Однажды, когда ему было всего лет восемь — десять, маленькие зверята в человеческом обличье подкараулили у входа в общественный туалет — металлическая коробка с дыркой в середине пола — и накинулись гурьбой. Он почувствовал сверлящий затылок взгляд и за секунду до удара успел уйти в сторону от стремительно летящей стеклянной бутылки. Молниеносная реакция и почти звериное чутье, натасканное постоянной опасностью быть избитым до полусмерти ни за что.
Вступать в схватку с толпой вооруженных чем попало выродков, почти на два года старше себя, Стивен не собирался, поэтому дал стрекача по улице. Их было слишком много, чтобы выйти из драки победителем. Об этом даже речи не шло. Чтобы остаться в живых, нужно было еще очень сильно постараться…
Он испугался, запаниковал и почти не смотрел по сторонам, не заметил засаду и поставленную подножку. Падение на щебень доставило массу неприятностей, но и это было еще полбеды. Главная опасность ощетинилась кулаками, сжимала в руках куски арматуры и осколки битого кирпича. Подростки не испытывали к нему личной неприязни, он просто оказался не в то время и не в том месте. За что обычно следовала расправа. Короткая и жестокая — по законам гетто. Изобьют, поглумятся, может быть, даже покалечат.
Но в этот раз все было не так. Слишком сильно горели глаза нападающих. Стивен слышал, что новичков в банде иногда повязывают кровью. С этой целью жертву выбирают произвольно. Как правило — одиночку, слабака. Чтобы не слишком сильно сопротивлялся.
Мозг пронзила короткая, но яркая как молния мысль — «меня сейчас убьют».
Умирать не хотелось.
Трупы эмигрантов в гетто очень часто находили в сточных канавах, но властям не было никакого дела до внутренних разборок унтерменш. «Миротворцы» лишь равнодушно наблюдали за действиями «черных тюльпанов», упаковывающих тела в черные полиэтиленовые мешки. Никто не заводил уголовных дел, не начинал расследование, не искал убийц. Чем меньше голодных ртов, тем лучше для Метрополии.

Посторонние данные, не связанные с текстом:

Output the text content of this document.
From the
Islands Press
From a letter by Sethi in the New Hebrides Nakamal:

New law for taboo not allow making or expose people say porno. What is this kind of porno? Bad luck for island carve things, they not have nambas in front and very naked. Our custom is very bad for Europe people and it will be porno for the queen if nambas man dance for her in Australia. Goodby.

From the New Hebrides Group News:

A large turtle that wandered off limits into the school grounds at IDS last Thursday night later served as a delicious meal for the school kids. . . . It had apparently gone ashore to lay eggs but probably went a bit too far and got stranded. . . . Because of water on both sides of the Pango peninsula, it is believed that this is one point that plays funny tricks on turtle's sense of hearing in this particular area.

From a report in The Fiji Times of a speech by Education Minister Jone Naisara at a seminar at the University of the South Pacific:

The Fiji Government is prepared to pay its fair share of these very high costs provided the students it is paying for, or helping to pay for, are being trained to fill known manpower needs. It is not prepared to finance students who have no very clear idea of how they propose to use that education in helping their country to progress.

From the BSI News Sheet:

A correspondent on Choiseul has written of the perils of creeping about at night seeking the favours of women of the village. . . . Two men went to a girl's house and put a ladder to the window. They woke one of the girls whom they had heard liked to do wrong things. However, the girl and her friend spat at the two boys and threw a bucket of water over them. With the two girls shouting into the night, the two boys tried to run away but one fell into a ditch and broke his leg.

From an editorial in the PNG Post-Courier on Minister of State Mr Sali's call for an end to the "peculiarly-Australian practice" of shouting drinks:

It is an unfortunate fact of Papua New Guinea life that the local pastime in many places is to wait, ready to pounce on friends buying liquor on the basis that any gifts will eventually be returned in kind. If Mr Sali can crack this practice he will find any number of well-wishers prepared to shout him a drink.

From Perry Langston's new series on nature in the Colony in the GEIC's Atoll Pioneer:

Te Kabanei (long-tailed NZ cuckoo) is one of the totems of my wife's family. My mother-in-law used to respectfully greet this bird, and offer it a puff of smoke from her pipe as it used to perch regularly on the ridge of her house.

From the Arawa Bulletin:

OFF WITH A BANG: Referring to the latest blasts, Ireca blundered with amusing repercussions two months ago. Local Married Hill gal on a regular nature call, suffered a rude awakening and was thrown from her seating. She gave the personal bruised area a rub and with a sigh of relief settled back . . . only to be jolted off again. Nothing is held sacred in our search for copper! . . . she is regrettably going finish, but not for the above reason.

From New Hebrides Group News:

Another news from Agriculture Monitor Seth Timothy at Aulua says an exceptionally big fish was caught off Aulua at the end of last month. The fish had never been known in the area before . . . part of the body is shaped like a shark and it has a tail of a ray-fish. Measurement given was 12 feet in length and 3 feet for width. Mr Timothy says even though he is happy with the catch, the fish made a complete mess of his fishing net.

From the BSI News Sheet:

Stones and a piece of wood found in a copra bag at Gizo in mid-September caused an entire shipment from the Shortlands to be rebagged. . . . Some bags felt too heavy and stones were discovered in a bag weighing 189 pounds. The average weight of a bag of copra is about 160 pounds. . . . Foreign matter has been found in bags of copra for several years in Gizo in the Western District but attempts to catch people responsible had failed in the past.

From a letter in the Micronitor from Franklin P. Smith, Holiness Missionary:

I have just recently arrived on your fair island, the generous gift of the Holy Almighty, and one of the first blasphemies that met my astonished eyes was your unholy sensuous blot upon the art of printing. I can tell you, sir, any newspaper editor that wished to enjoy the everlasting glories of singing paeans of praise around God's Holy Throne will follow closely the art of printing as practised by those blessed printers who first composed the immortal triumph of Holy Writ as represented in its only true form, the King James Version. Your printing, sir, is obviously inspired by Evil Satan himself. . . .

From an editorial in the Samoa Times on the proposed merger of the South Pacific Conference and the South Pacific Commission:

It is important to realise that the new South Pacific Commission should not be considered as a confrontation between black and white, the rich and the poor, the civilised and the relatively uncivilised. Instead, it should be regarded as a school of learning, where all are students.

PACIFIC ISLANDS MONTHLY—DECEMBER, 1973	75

Убыль населения в пределах запланированной нормы.
Триггер сработал, словно взвели затвор.
Страх мешал действовать, и тогда Стивен впервые в жизни, словно железными тисками, задавил его силой воли. И сразу превратился в берсерка.
Нанося страшные калечащие удары кулаками, ногами, зубами и отнятыми в бою железяками, он бил, рвал и метал, расшвыривал врагов налево и направо, почти не соображая, что делает. На одних рефлексах.
Только зверь может справится с другим зверем на равных.
Не отягощенный эмоциями, мозг работал четко и быстро, как старый морской хронометр. Вычленял слабые места противников, указывал куда бить и с какой силой. А тело слепо подчинялось приказам, отодвинув эмоции далеко в сторону и загородив непроницаемой стеной равнодушия к судьбам врагов.